If you’re unfortunate enough to have a live-in partner, the best strategy will be to simply walk away from talks with them a few days before the final countdown, shaking your head and muttering about “red lines”.

Of course, the destructive, deranged and delirious activities of committed Brexiteers on December 31 will be merely the prelude to the event of the year – the Festival of Brexit! I speak not of Festival UK* 2022 (*working title), which we should probably not keep calling the Festival of Brexit even though it’s a festival that was dreamed up to try and con people into thinking the UK is flourishing as a result of Brexit (rather than in spite of it). We should instead call it by its far catchier official name of “Festival UK* 2022 (*working title)”.

For this festival, umpteen creative teams will put their heads together to develop “open, original and optimistic ideas”, 10 of which will be chosen for development into large-scale public engagement projects. There will be scientists involved. And engineers. And mathematicians. They will create, and innovate.

What does this all mean? I’m not sure anybody knows, but let’s not knock it just for the sake of it. Folk from Celtic Connections, the National Theatre of Scotland and Edinburgh International Festival are involved, to name but a few, and the cultural sector certainly needs the boost. Let’s not pretend the choice is between funding the arts and feeding the weans. That’s exactly what they want – us little folk fighting for scraps while their cronies jet off on holiday with their ill-gotten PPE profits.

The real Festival of Brexit will take place next year, in the Westminster big top. Roll up, roll up for Tory MPs performing mental gymnastics and dazzling us with their declarations that everything is going brilliantly and this is what you voted for, plebs, so don’t come crying now just because your prescription’s overdue.

Freedom of movement may be ending, but expect Michael Gove to put on an exhausting display combining parkour and body-popping, showcasing the impressive range of movements that are still entirely possible, if only one has downed a pint of British craft beer and inhaled a packet of sherbet.

Priti Patel will smirk her way through a terrifying dramatic monologue demonstrating the UK’s new approach to extradition, which will involve her entering a prison cell and personally shouting and swearing at the accused until they start weeping and agree to take the next flight home.

Rumours abound that if the price of dairy products rises over a certain threshold, International Trade Secretary Liz Truss will be lowered into the House of Commons on a giant wheel of cheddar, singing a cover version of Jessie J’s hit Price Tag while dressed in an elaborate mouse costume.
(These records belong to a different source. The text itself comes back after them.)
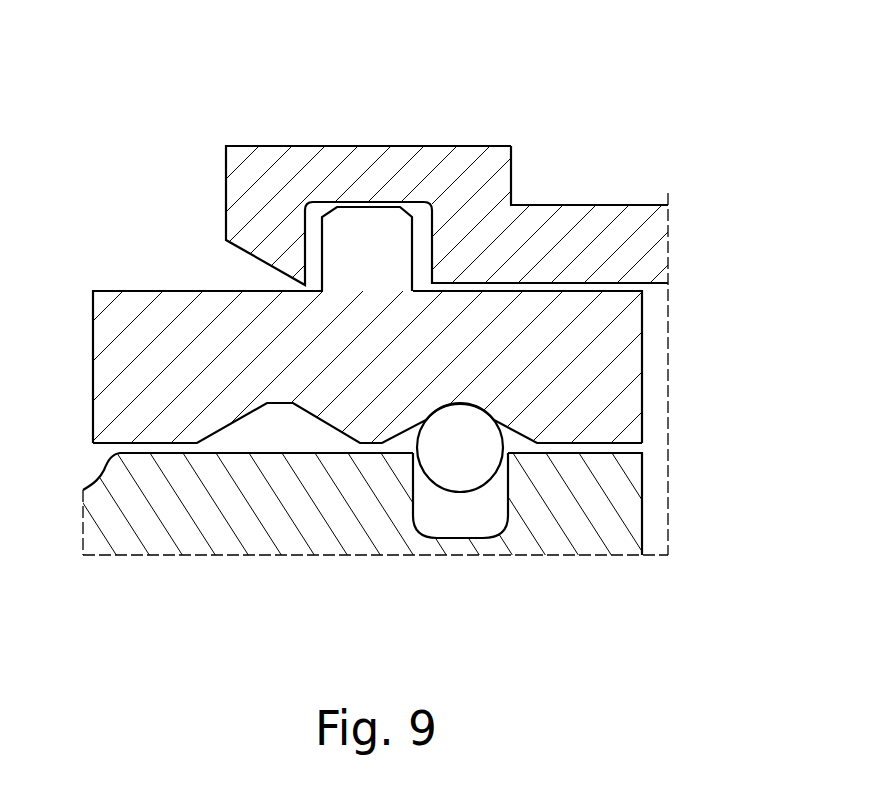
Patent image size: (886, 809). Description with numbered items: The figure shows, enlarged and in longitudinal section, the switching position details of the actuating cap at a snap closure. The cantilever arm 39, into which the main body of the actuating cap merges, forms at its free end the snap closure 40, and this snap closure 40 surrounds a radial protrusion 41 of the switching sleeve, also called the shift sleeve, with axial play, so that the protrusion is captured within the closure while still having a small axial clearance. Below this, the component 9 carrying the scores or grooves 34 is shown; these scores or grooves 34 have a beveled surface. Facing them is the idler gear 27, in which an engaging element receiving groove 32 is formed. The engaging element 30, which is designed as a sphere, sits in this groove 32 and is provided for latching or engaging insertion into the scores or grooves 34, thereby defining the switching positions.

The housing body 9 is at (610, 355).
The idler gear 27 is at (210, 518).
The engaging element 30 is at (485, 468).
The engaging element receiving groove 32 is at (462, 523).
The scores/grooves 34 is at (265, 420).
The cantilever arm 39 is at (557, 245).
The snap closure 40 is at (322, 133).
The radial protrusion 41 is at (373, 228).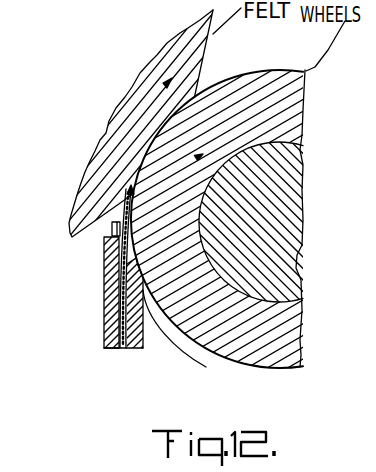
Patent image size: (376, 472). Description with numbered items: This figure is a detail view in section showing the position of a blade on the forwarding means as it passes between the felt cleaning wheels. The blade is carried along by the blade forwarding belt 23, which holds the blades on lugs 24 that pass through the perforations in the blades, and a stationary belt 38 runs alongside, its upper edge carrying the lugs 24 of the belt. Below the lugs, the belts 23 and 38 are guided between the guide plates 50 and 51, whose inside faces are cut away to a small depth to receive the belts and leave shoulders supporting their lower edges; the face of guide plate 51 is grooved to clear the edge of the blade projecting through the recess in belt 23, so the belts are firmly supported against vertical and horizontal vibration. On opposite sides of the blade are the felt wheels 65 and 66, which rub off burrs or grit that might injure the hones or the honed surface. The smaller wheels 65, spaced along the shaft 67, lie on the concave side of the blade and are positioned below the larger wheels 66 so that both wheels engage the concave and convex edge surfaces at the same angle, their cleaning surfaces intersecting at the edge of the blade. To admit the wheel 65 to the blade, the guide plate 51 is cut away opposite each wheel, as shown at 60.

The felt wheel 66 is at (205, 52).
The felt wheel 65 is at (273, 70).
The shaft 67 is at (304, 210).
The guide plate 50 is at (104, 280).
The lug 24 is at (112, 230).
The blade forwarding belt 23 is at (121, 349).
The guide plate 51 is at (145, 348).
The cut-away 60 is at (206, 367).
The stationary belt 38 is at (116, 349).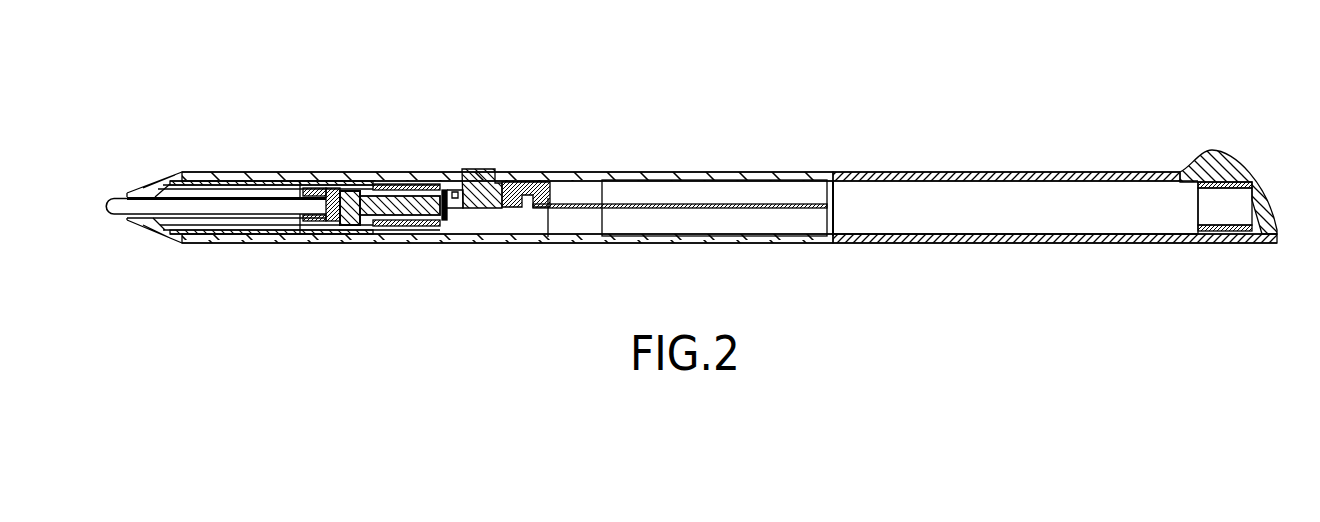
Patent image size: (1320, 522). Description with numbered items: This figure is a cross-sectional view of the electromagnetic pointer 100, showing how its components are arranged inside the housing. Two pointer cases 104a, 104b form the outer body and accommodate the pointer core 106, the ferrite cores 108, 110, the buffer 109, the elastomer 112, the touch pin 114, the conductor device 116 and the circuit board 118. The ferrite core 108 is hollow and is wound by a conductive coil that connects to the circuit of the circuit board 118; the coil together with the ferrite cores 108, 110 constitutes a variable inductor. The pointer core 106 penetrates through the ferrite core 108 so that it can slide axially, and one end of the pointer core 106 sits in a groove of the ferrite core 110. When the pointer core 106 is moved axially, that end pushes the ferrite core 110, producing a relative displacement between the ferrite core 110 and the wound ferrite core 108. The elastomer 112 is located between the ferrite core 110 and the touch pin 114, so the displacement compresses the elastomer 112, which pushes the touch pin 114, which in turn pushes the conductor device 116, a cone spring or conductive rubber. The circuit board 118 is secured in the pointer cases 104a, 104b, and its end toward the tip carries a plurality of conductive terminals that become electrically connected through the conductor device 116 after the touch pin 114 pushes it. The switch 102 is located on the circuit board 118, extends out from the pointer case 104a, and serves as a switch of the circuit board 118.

The electromagnetic pointer 100 is at (97, 67).
The switch 102 is at (483, 178).
The pointer case 104a is at (580, 180).
The pointer case 104b is at (1015, 178).
The pointer core 106 is at (208, 208).
The ferrite core 108 is at (215, 193).
The buffer 109 is at (303, 193).
The ferrite core 110 is at (300, 217).
The elastomer 112 is at (352, 200).
The touch pin 114 is at (383, 210).
The conductor device 116 is at (445, 190).
The circuit board 118 is at (762, 204).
Google searches for “price of cheese” will yield pages of analysis of this performance by political commentators, and hundreds of related cat memes, thereby making the price of cheese impossible to ascertain without visiting a supermarket and asking the security guard to open a special fridge.

The Cabinet contortionists will assure everyone that queues of lorries, forests of customs paperwork and begging Joe Biden to hold hands are a price worth paying for the even Greater Britain that’s just around the corner. “No pain, no gain!” a sweating Dominic Raab will scream as his bare flesh makes contact with a bed of red, white and blue nails.

One million Zoom tickets for this spectacle will be released every week from January, priced at £3.50 each. All proceeds go to the NHS so dig deep, folks!

And until then, for every deluded soul who will be celebrating the worst decision Britain has ever made, best wishes for an appropriately dark, cold and solitary Brexmas.